As of January 2023, the WINDExchange database features maps displaying wind speeds at 100 meters above the ground for all 50 U.S. states. Researchers at the U.S. Department of Energy’s National Renewable Energy Laboratory developed these maps using the Wind Integration National Dataset Toolkit. Using three different sources of data and turbine power calculated for more than 126,000 sites in the United States, the toolkit provides powerful information for the next generation of wind energy development.

The maps in this category, along with the 140-meter potential maps, show land areas meeting a minimum “gross capacity factor.” This represents the total amount of wind energy actually produced versus the total amount of wind energy that could theoretically be produced in a region based on wind speed data and turbine specifications.

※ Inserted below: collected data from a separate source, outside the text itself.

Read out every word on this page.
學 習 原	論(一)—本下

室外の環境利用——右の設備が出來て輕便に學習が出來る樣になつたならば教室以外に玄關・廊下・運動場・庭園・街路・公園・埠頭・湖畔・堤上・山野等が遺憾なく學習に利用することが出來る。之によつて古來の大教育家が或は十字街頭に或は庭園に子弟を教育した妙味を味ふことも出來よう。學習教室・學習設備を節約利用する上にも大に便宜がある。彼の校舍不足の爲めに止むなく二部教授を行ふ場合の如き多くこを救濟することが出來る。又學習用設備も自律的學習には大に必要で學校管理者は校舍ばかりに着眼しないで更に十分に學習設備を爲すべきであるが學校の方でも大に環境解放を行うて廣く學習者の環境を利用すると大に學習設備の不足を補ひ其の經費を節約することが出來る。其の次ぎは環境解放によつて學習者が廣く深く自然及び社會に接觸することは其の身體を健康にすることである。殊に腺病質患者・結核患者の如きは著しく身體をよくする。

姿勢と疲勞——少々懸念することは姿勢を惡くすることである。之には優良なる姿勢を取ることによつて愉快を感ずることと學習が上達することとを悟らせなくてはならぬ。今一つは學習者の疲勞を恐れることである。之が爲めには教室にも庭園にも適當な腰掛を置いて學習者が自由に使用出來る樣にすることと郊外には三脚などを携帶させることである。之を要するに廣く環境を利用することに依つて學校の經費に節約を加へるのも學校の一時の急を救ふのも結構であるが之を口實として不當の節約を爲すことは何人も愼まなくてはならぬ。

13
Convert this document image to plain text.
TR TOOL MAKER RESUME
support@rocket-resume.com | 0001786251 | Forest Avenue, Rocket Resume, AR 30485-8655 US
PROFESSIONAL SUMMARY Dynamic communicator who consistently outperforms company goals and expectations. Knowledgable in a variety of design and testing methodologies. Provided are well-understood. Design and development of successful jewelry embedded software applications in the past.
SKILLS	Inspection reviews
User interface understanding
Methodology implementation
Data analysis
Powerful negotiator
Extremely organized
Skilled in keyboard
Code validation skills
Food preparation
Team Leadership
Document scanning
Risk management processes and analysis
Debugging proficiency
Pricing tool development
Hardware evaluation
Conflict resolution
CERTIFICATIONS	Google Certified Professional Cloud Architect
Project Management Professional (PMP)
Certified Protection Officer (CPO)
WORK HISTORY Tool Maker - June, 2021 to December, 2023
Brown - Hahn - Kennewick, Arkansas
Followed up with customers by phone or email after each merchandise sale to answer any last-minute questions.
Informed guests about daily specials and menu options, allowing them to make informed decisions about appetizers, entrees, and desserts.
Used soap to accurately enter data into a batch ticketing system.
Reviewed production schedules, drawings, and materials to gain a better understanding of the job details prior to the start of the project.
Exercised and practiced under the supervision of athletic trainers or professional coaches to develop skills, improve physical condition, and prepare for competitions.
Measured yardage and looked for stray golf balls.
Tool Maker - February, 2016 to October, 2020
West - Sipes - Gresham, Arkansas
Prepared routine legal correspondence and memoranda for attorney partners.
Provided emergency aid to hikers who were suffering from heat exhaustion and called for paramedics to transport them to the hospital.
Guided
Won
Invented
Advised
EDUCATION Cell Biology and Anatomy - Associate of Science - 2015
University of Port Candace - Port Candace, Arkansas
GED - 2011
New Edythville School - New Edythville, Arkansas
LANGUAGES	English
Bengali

These maps display land areas with a gross capacity factor of at least 35%, which was the average capacity factor for wind energy in the United States in 2021. Calculations for the 110-meter potential wind capacity maps were performed using a 2014 industry-standard wind turbine installed on a 110-meter tower, which represents plausible wind resource potential with then-current wind turbine technology.

The maps in this category again display land areas with a gross capacity factor of 35% and higher; however, calculations for the 140-meter potential wind capacity maps were performed using a 2014 industry-standard wind turbine installed on a 140-meter tower. This represents wind resource potential that would likely be accessible with then-future wind turbine technology.